CNN and Image Classification

When we do learn image, the larger image may lead the more parameters and more computation. But we don't actually need to looks at the entire image and we want the incoming weights to focus on local patterns of input image. We would like to use high-level operation convolution to extract features from the image.

Denote $*$ as convolution operation, we have:

• $a * b = b * a$ (commutative)
• $a * (\lambda_1b + \lambda_2c) = \lambda_1(a * b) + \lambda_2(a * c)$ (linearity)

The thing we would convolve by is call a kernel or filter. We can use kernel to do blurring, sharpening, edge detection, etc.

Convolution Layer

That is, we would like to add a convolution layer to our neural network.

Usually, when we have $n \times n$ input image and $k\times k$ kernel, we would have $(n-k+1) \times (n-k+1)$ output image. If we have $l$ padding, we would have $(n-k+2l)+1 \times (n-k+2l)+1$ output image. If we have additional stride $s$, we would have $(n-k+2l)/s+1 \times (n-k+2l)/s+1$ output image. (i.e. $\hat W \times \hat H$)

• padding: add $l$ pixels of zeros around the input image.
• stride: the number of pixels between adjacent receptive fields in the horizontal and vertical directions.
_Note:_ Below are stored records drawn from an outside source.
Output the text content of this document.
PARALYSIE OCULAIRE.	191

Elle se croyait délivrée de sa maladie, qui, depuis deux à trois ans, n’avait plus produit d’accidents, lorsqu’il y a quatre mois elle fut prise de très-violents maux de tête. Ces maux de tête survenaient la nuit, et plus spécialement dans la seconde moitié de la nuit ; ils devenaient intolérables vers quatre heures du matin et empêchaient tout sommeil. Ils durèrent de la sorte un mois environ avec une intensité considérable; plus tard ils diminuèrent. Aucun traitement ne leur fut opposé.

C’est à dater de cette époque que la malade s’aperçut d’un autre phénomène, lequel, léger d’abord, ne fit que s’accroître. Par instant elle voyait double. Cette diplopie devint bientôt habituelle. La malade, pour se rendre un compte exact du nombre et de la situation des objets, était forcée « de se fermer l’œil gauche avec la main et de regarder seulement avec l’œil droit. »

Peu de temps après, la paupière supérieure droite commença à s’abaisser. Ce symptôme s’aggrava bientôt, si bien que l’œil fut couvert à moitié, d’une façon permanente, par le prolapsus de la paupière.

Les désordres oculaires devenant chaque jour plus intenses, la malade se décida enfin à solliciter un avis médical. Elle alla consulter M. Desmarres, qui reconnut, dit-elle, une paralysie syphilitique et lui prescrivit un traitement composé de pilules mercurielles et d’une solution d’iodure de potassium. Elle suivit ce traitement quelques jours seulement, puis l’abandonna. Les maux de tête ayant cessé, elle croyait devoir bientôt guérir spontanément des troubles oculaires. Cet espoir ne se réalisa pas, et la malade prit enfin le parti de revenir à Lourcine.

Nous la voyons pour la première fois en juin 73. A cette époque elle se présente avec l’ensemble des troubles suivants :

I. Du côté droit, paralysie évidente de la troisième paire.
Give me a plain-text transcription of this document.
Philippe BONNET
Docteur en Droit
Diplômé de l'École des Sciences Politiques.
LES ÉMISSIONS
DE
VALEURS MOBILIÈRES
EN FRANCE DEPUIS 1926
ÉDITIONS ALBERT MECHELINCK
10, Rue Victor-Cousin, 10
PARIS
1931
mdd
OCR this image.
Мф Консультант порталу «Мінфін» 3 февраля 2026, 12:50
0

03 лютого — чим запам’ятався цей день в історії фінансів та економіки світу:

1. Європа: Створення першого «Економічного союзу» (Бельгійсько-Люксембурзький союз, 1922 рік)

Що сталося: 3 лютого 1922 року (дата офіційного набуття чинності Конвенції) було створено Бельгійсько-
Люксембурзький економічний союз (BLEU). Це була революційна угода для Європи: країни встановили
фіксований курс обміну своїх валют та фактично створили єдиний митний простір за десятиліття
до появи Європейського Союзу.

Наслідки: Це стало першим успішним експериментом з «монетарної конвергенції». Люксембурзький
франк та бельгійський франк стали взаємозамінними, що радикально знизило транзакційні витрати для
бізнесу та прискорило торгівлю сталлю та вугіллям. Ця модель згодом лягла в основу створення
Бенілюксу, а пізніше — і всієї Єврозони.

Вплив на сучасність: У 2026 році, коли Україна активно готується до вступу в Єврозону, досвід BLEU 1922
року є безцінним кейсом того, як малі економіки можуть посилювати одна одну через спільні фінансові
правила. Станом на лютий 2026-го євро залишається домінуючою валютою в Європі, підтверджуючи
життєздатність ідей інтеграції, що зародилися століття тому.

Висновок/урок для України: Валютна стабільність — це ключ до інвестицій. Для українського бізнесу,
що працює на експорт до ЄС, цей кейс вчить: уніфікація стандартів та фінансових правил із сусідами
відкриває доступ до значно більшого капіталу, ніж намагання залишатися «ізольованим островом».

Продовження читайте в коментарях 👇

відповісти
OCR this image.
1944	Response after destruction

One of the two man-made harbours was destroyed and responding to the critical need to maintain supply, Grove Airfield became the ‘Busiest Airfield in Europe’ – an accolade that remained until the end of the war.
Ways to measure the size of a network:

• Number of units. (activations in memory during training)
• Number of weights. (weights in memory during training, overfitting might lead by parameters)
• Numer of connections. (approximately 3 add-multiply operations per connection, 1 for forward pass, 2 for backpropagation)
• a fully connected layer with $M$ inputs units and $N$ output units has $M \times N$ weights and $M \times N$ connections.

More comparison, given the same input and output size ($\hat W\hat H i$):

• $I$ output maps
• $J$ input maps
• $K$ kernel size
• $H$ height of input
• etc...

Layer Type	Number of Weights	Number of Connections
Fully Connected	$W\hat W H \hat H IJ + \hat W \hat H I$	$W\hat W H \hat H IJ + \hat W \hat H I$
Convolution	$K^2IJ + I$	$\hat W\hat H K^2IJ + \hat W\hat H I$

The add item is the bias term.

Pooling Layer

These layers reduce the size of the representation and build in invariance to small transformations. Most commonly, we use max pooling which computes the maximum value of the units in a pooling group: $y_i = \max_{j \in P} z_j$. where $P$ is the pooling group.

For a $n \times n$ input image with $k \times k$ kernel and $s$ stride, we would have $(n-k)/s+1 \times (n-k)/s+1$ output image.

Convolutional Neural Network

We can combine convolution layer and pooling layer to form a convolutional neural network.

1. The convolution layer with sets of kernels produce a set of feature maps (each obtained by convolving the input with a different kernel).
2. Beyond the pooling layer, we would always like to have a linear rectification nonlinearity (ReLU) to introduce nonlinearity to the network.
3. Then we apply on the pooling layer so that higher-layer filters can cover a larger region of inputs than equal-sized filters in lower layers.

Moveover:

• convolution layers are equivariant where the inputs and outputs are translated by the same amount.
• we would like to make nn predictions to be invariant, that is, translate inputs should not change the prediction.
• pooling layers provide invariant to small translation.

Object recognition

Object recognition is the task of identifying objects in images. It's closely related to object detection, which is the task of locating objects in images.

Some useful datasets sources MNIST, CIFAR-10, ImageNet, COCO, etc.